Alpha-T-catenin is expressed in human brain and interacts with the Wnt signaling pathway but is not responsible for linkage to chromosome 10 in Alzheimer's disease.
Busby V., Goossens S., Nowotny P., Hamilton G., Smemo S., Harold D., Turic D., Jehu L., Myers A., Womick M., Woo D., Compton D., Doil LM., Tacey KM., Lau KF., Al-Saraj S., Killick R., Pickering-Brown S., Moore P., Hollingworth P., Archer N., Foy C., Walter S., Lendon C., Iwatsubo T., Morris JC., Norton J., Mann D., Janssens B., Hardy J., O'Donovan M., Jones L., Williams J., Holmans P., Owen MJ., Grupe A., Powell J., van Hengel J., Goate A., Van Roy F., Lovestone S.
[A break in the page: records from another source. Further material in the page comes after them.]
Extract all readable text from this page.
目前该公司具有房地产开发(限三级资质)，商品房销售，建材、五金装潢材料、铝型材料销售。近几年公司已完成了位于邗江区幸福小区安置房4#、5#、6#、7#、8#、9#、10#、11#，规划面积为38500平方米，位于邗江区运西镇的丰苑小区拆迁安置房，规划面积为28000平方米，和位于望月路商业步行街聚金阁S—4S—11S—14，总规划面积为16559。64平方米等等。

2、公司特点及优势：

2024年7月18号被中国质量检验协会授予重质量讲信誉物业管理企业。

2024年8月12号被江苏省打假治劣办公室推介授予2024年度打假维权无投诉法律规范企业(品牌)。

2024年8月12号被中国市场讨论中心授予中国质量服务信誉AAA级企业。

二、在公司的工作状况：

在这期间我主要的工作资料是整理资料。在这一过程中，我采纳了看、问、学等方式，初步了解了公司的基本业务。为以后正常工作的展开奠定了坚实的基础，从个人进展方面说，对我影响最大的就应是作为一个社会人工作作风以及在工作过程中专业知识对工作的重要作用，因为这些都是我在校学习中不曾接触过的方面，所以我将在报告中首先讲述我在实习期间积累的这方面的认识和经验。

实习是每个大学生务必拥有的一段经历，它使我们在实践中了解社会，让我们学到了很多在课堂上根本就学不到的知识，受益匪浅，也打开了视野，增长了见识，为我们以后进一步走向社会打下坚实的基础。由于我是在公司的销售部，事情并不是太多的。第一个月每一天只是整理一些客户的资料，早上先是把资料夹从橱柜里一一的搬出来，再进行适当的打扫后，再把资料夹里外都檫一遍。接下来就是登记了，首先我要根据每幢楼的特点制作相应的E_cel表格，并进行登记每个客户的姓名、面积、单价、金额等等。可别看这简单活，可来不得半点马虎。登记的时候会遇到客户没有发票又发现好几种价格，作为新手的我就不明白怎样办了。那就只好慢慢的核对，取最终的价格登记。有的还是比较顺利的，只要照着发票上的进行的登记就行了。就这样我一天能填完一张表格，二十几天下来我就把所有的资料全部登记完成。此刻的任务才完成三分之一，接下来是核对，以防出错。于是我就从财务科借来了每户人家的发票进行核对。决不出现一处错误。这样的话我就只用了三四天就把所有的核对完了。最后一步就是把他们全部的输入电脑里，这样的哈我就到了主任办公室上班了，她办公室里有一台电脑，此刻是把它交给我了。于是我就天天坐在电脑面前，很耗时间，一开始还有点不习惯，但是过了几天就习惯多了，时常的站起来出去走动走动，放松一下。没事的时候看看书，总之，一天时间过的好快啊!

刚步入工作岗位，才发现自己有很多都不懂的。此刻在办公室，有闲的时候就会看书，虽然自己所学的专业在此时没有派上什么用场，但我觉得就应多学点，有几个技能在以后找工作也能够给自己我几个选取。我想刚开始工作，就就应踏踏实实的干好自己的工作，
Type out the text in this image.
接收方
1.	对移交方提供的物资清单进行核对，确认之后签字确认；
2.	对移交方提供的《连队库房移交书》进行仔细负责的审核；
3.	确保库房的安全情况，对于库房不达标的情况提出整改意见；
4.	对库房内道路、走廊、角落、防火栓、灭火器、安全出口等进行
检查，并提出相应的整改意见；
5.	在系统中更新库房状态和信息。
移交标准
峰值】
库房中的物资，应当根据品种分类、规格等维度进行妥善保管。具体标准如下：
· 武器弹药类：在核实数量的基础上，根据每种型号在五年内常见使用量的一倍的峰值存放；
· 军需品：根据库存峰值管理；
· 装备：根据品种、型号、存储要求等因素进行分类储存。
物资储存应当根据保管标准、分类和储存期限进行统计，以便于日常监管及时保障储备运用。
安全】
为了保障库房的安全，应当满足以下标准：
The gene encoding alpha-T-catenin, CTNNA3, is positioned within a region on chromosome 10, showing strong evidence of linkage to Alzheimer's disease (AD), and is therefore a good positional candidate gene for this disorder. We have demonstrated that alpha-T-catenin is expressed in human brain, and like other alpha-catenins, it inhibits Wnt signaling and is therefore also a functional candidate. We initially genotyped two single-nucleotide polymorphisms (SNPs) in the gene, in four independent samples comprising over 1200 cases and controls but failed to detect an association with either SNP. Similarly, we found no evidence for association between CTNNA3 and AD in a sample of subjects showing linkage to chromosome 10, nor were these SNPs associated with Abeta deposition in brain. To comprehensively screen the gene, we genotyped 30 additional SNPs in a subset of the cases and controls (n > 700). None of these SNPs was associated with disease. Although an excellent candidate, we conclude that CTNNA3 is unlikely to account for the AD susceptibility locus on chromosome 10.